Data Science Basics
Programming & Tools
Ethics & Data Privacy
Math & Stat Concepts
Data Insights
100

What is the process of extracting knowledge and insights from data called?

What is data science?

100

Name two programming languages commonly used in data science and analytics.

What is R, Python, C, C++, MATLAB, SQL,JAVA?

100

What is an incident where sensitive, protected, or confidential data is accessed or disclosed without authorization?

What is a data breach?

100

What is the common significance level (alpha) used when interpreting p-values?

What is 0.05 (5%)?

100

What is the term for the process of storing, managing, and analyzing large volumes of data?

What is big data?

200

What is the first step in the data science process, where data is collected and prepared for analysis?

What is data collection or data preprocessing?

200

What type of software is freely available and used for collaboration and data analysis?

What are open source tools?


200

What is a potential ethical concern associated with the use of data science in social media?

What is invasion of privacy or misuse of personal data?

200

What percentage of data in a normal distribution falls within one standard deviation of the mean?

What is 68%?

200

What type of data refers to information that is placed in groups?

What is categorical data?

300

In data science, what do we call a predictive model that is trained on historical data to make future predictions?

What is a machine learning model?

300

What Python library is commonly used for data manipulation and analysis using DataFrames?

What is pandas?

300

What is data that can be used to identify an individual, such as name, social security number, or email address?

What is personally identifiable information (PII)?

300

For a line with equation y = 2x - 3, if point (4, y) lies on the line, what is the value of y?

What is 5? (Explanation: Plug x = 4 into the equation to get y = 2(4) - 3 = 5)

300

What is the term for the technique of teaching machines to mimic human cognition, such as learning and problem-solving?

What is artificial intelligence (AI)?

400

Blank is systematic error leading to inaccurate results; addressing it improves fairness and accuracy. What is blank?

What is bais?

400

What does SQL stand for?

What is Structured Query Language?

400

What is the practice of collecting only the data that is strictly necessary for a specific purpose.

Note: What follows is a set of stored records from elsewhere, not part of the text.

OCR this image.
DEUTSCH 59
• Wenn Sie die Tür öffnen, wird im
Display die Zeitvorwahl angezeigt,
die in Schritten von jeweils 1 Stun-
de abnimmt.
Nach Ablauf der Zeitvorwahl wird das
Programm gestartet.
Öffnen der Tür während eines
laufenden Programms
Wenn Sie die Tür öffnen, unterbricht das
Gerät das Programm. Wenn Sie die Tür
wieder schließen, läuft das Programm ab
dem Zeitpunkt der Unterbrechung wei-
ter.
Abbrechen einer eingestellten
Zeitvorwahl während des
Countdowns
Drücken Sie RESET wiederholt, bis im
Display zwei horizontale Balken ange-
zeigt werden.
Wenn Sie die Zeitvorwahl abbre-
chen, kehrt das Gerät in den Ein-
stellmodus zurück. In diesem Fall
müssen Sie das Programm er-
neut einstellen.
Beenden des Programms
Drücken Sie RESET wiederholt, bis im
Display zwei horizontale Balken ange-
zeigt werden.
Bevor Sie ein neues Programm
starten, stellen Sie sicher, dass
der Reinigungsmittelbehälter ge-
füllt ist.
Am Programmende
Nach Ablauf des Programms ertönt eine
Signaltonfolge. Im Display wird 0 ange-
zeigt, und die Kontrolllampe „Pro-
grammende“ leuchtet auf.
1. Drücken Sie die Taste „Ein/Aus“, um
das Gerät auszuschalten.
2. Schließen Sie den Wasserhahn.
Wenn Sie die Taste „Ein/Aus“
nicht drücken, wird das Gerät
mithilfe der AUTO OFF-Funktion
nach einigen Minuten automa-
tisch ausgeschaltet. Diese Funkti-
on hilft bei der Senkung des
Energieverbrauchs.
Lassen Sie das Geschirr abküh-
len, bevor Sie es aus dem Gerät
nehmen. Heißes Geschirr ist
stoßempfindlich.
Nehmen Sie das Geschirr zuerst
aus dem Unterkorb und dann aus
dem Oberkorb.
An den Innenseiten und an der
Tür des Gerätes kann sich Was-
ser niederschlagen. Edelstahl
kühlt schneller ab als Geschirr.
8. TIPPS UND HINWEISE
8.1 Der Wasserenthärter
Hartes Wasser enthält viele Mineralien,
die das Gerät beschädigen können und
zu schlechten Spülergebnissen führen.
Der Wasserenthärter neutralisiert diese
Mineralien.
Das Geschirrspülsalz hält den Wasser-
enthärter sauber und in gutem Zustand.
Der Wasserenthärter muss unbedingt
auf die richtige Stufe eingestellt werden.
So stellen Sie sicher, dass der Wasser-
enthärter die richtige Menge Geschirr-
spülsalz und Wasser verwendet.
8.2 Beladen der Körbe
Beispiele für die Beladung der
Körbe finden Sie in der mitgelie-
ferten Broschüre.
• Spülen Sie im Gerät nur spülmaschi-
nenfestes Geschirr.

What is data minimization?

400

What measures how many standard deviations a data point is from the mean of a dataset?

What is the z-score?

400

In machine learning, what term describes the process of teaching a model to make predictions based on labeled data?

What is training?

500

When a model performs well on training data but poorly on unseen data what is that called?

What is overfitting?

500

Which command-line tool is used to create a new Git repository?

What is git init?

500

What is the process of removing personally identifiable information from datasets to protect individual privacy?

What is data anonymization?

500

What does the “gradient” represent in gradient descent?

What is the vector of partial derivatives showing the direction and rate of fastest increase of the loss function?

500

What is the difference between correlation and causation?

What is correlation means two variables move together; causation means one causes the other?